売春汚職事件では情報を漏らす検事をあぶりだすためにわざとガセネタを流し、それを記事にした記者を逮捕して情報源を自白させようとしました。記者が情報源を守り通したため情報を漏らした検事は救われますが、記者は謀略の犠牲となりました。

情報漏えいを許さない官僚機構の姿勢は、事件後の司法記者クラブで徹底されていきます。幹部が記者会見を毎日2回やる代わりに記者が現場の検事に接触する事が禁止されました。幹部が会見で発表する内容は組織として認められた統制情報です。ルールを破ったメディアを記者会見に同席させず、さらに取調室を聖域化して記者の立ち入りを禁じました。

こうした規制にメディアが抵抗できなかったのは、検察が独自に逮捕・起訴できる強大な権限を有している事や、検察の取材には「現場」がないため情報操作しやすい事などが挙げられます。例えば同じ捜査機関でも警察の取材には事件の「現場」があります。メディアは警察の発表だけで記事を書く訳ではなく、「現場」を足で歩き、聞き込みや証拠集めをして記事を書きます。そうした場合には情報統制などできません。
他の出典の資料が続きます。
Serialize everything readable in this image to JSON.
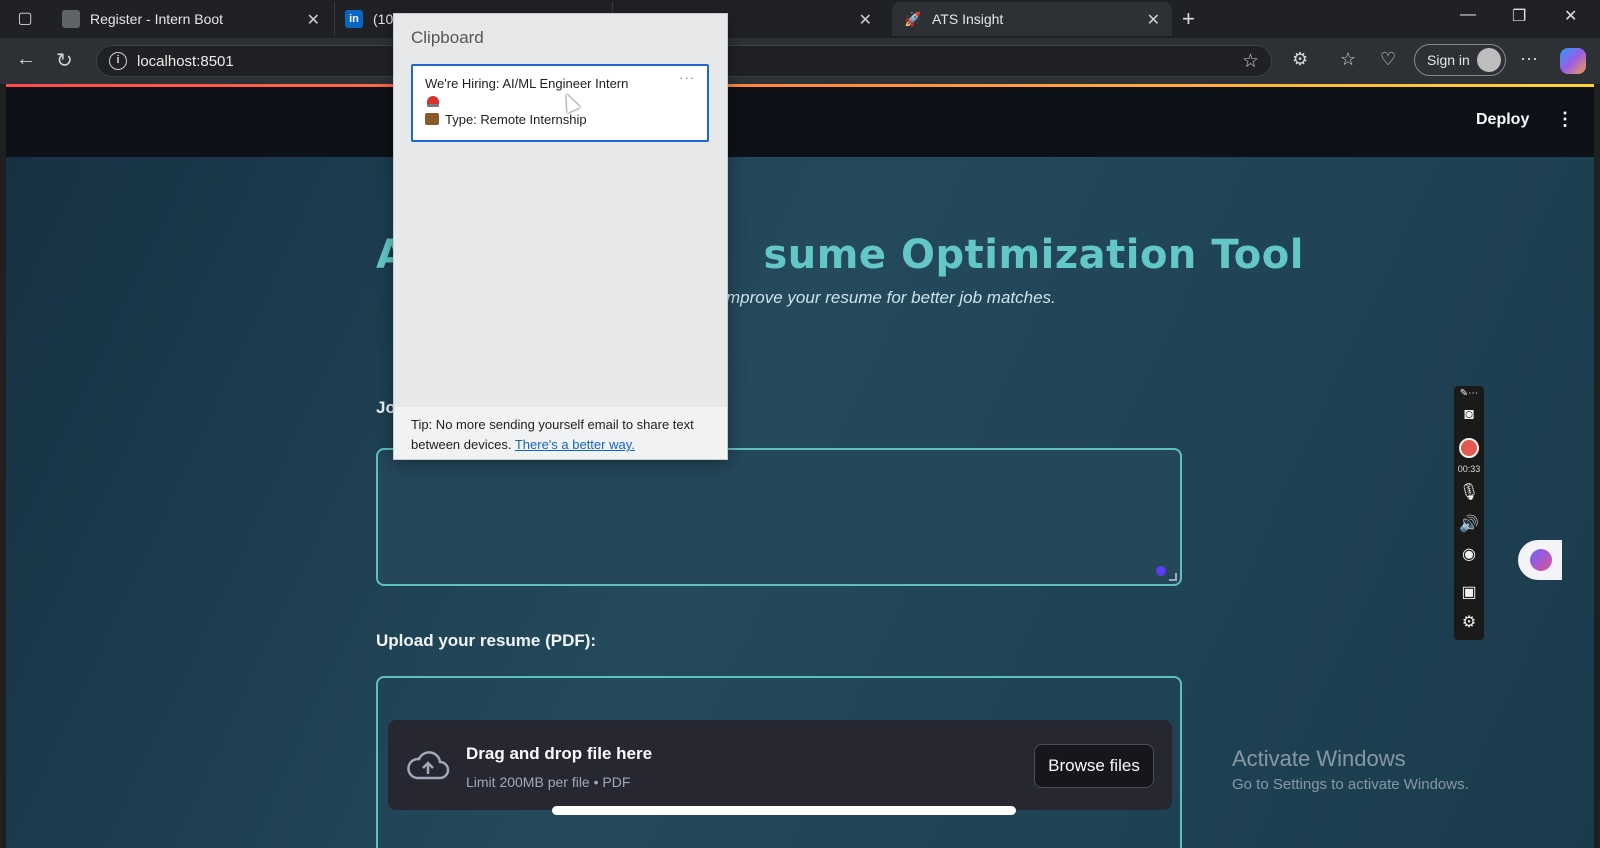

ところが検察の捜査の「現場」は取り調べを行う密室です。取り調べ担当の検事を取材できず、取調室にも近づけなければ、そこでどのような取り調べが行われたのかをメディアは知る術がありません。検察幹部が発表すべきと判断した内容だけがメディアに伝えられ、メディアは検察の描くストーリーに乗せられてしまうのです。

それが検察による大衆操作も可能にします。「検察の捜査はナチスのゲッベルス的手法だ」と私に言った警察幹部がいました。ゲッベルスはナチスの宣伝相ですが、その手法はマスコミを使った大衆操作です。マスコミを動員して大衆に一つのイメージを植え付け、それから政府が動き出せば大衆を熱狂させることが出来るというのです。大衆操作がナチスに強大な権力を与えました。
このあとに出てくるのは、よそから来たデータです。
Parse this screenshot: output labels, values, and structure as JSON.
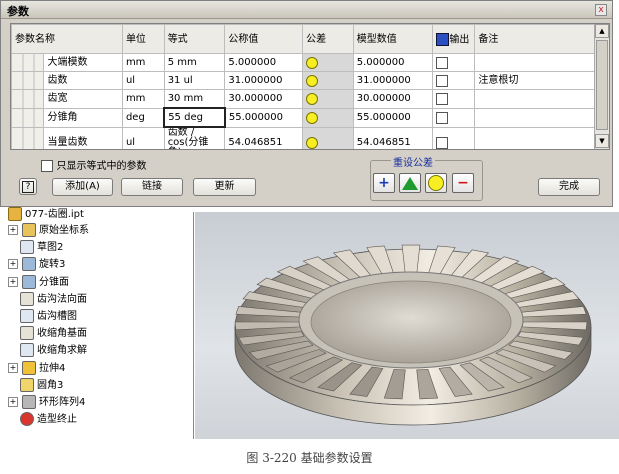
{
  "dialog": {
    "title": "参数",
    "close_label": "x",
    "columns": [
      "参数名称",
      "单位",
      "等式",
      "公称值",
      "公差",
      "模型数值",
      "输出",
      "备注"
    ],
    "rows": [
      {
        "name": "大端模数",
        "unit": "mm",
        "equation": "5 mm",
        "nominal": "5.000000",
        "model": "5.000000",
        "comment": ""
      },
      {
        "name": "齿数",
        "unit": "ul",
        "equation": "31 ul",
        "nominal": "31.000000",
        "model": "31.000000",
        "comment": "注意根切"
      },
      {
        "name": "齿宽",
        "unit": "mm",
        "equation": "30 mm",
        "nominal": "30.000000",
        "model": "30.000000",
        "comment": ""
      },
      {
        "name": "分锥角",
        "unit": "deg",
        "equation": "55 deg",
        "nominal": "55.000000",
        "model": "55.000000",
        "comment": ""
      },
      {
        "name": "当量齿数",
        "unit": "ul",
        "equation": "齿数 / cos(分锥角)",
        "nominal": "54.046851",
        "model": "54.046851",
        "comment": ""
      }
    ],
    "filter_label": "只显示等式中的参数",
    "help_label": "?",
    "add_label": "添加(A)",
    "link_label": "链接",
    "update_label": "更新",
    "tolerance_group_label": "重设公差",
    "tol_plus": "+",
    "tol_minus": "−",
    "done_label": "完成"
  },
  "tree": {
    "root": "077-齿圈.ipt",
    "items": [
      {
        "label": "原始坐标系",
        "icon": "folder-icon",
        "expand": "+"
      },
      {
        "label": "草图2",
        "icon": "sketch-icon",
        "expand": ""
      },
      {
        "label": "旋转3",
        "icon": "revolve-icon",
        "expand": "+"
      },
      {
        "label": "分锥面",
        "icon": "revolve-icon",
        "expand": "+"
      },
      {
        "label": "齿沟法向面",
        "icon": "workplane-icon",
        "expand": ""
      },
      {
        "label": "齿沟槽图",
        "icon": "sketch-icon",
        "expand": ""
      },
      {
        "label": "收缩角基面",
        "icon": "workplane-icon",
        "expand": ""
      },
      {
        "label": "收缩角求解",
        "icon": "sketch-icon",
        "expand": ""
      },
      {
        "label": "拉伸4",
        "icon": "extrude-icon",
        "expand": "+"
      },
      {
        "label": "圆角3",
        "icon": "fillet-icon",
        "expand": ""
      },
      {
        "label": "环形阵列4",
        "icon": "pattern-icon",
        "expand": "+"
      },
      {
        "label": "造型终止",
        "icon": "end-of-part-icon",
        "expand": ""
      }
    ]
  },
  "caption": "图 3-220  基础参数设置",
  "colors": {
    "accent": "#1a2d9a",
    "tolerance_dot": "#f7ef23",
    "dialog_bg": "#d4d0c8"
  }
}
「検察は動き出す前に必ずマスコミを使って大衆に摘発の対象が悪だというイメージを植え付ける。悪を摘発する検察は常に正義の味方と大衆は思い込む。大衆は裁判をやる前から逮捕された人間を有罪と考え、民意を無視できなくなった裁判官は有罪の判決を出す。これが検察のゲッベルス的手法だ」と警察幹部は言いました。

例えばリクルート事件の江副浩正氏や福島県汚職事件の佐藤栄佐久氏は悪のイメージを報道され続けた後に検察に逮捕されました。しかし江副氏の著作『リクルート事件 江副浩正の真実』や佐藤氏の『知事抹殺』などを読むと、それが意図的に作り出されたイメージである事が分かります。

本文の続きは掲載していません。